Proposal of a systematic taxonomy in orthogeriatrics
That being said, it seems appropriate to experiment with a new taxonomic system for orthogeriatrics based on the evolutionary, functional, and clinical aspects studied so far. Being 3-dimensional, this classification system will be called “3-D”. It is described in Table 3. The X axis shows the stages of the orthogeriatric cycle, while the Y axis expresses the evolutionary stages of OMCs. To classify a given OMC, both axes must be used to locate the box at their intersection.

Thus, we propose naming OMCs according to their stage: first the 3-C stage and then the evolutionary classification. Thus, for example, a type 2 OMC (acute care), which is in quality phase 3, will be a type 2-3 OMC. It will also have the characteristics of the interdisciplinary and basic stages and may advance on the X axis to integration with other models of the orthogeriatric cycle (classification 3-C) and to the stage 4 of management on the Y axis (evolutionary classification). Each axis and indicator can be addressed independently to simplify their use, for example, to help determine an OMC for use in a given location, especially regarding the 3-C classification.
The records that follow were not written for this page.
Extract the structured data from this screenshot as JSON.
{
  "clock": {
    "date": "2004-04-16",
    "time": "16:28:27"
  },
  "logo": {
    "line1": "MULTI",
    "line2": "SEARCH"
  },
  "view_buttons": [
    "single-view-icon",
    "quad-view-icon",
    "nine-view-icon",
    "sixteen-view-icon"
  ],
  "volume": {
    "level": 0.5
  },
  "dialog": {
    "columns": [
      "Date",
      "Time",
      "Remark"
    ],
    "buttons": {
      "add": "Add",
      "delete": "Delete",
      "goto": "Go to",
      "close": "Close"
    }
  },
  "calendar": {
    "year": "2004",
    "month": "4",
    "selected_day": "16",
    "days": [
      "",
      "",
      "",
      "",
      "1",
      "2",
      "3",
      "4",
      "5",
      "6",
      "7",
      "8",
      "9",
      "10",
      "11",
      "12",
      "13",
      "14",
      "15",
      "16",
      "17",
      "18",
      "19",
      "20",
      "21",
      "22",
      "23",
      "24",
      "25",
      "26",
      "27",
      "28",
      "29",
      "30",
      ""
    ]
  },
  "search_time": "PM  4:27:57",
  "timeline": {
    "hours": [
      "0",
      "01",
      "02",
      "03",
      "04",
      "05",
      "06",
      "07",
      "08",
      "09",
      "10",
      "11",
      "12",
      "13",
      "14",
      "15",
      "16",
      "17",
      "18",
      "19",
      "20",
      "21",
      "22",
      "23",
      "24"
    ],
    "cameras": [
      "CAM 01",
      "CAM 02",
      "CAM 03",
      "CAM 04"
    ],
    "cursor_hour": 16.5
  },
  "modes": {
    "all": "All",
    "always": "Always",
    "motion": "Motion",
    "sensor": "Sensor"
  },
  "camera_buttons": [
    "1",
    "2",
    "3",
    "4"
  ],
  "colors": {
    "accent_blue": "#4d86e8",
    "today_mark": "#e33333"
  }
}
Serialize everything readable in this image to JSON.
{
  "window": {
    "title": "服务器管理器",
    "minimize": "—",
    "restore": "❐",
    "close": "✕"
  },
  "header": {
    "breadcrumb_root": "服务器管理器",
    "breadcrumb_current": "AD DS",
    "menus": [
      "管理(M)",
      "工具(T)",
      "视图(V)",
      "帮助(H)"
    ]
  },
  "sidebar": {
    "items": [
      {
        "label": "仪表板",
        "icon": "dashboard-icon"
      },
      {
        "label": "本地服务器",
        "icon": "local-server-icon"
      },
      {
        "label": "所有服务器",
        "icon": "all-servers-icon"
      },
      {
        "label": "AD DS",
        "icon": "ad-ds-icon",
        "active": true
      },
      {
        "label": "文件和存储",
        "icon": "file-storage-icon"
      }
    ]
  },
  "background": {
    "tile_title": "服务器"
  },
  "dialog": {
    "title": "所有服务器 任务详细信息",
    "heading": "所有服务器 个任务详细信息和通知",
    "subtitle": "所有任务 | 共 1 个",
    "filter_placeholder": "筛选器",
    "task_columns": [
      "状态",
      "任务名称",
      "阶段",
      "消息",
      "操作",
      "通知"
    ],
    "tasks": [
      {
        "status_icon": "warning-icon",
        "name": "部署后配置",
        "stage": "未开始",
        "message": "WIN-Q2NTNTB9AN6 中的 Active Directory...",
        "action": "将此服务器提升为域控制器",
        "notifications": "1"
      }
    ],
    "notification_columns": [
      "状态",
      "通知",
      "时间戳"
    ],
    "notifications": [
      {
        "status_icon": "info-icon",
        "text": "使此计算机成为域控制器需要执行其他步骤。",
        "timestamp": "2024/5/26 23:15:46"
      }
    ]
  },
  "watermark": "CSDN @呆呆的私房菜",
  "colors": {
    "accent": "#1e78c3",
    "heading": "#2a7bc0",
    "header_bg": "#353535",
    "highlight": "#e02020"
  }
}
The 3-D classification system allows OMCs to be located on a bitemporal grid of16 dynamic categories. These categories show the main characteristics of each stage and those that follow. The indicators in each stage are necessary to achieve those of subsequent stages. They can also help determine compliance with the objectives of a given OMC and allow comparison of OMCs from different locations in terms of indicators or implementation difficulties.
The importance of orthogeriatrics is being consolidated in the clinical, organizational, scientific-academic, and economic spheres. This has made its internal organization and operation more complex, incorporating personnel from very different areas. As this cooperation progresses, the concepts and definitions of orthogeriatrics will mature in terms of complementation and scope.
From a functional point of view, the evidence indicates that a strong orthopedic-geriatric core is fundamental, reducing reliance on consultation-based systems.
An OMC must meet the criteria of integrality, interdisciplinarity, and co-management.
From a systemic point of view, OMCs can be progressively ordered according to the orthogeriatric cycle (3-C classification), the maturation of the teams (evolutionary classification), and the indicators and results associated with each stage. The 3-D classification summarizes these aspects and includes them in a single taxonomic system.
I would like to thank Dr. Patrick Wachholz for his selfless and enlightened correction of my Portuguese while drafting the original manuscript.
This study received no specific funding from agencies in the public, commercial, or non-profit sectors.
The author declares no conflicts of interest. The author is an associate editor for Geriatrics, Gerontology and Aging journal.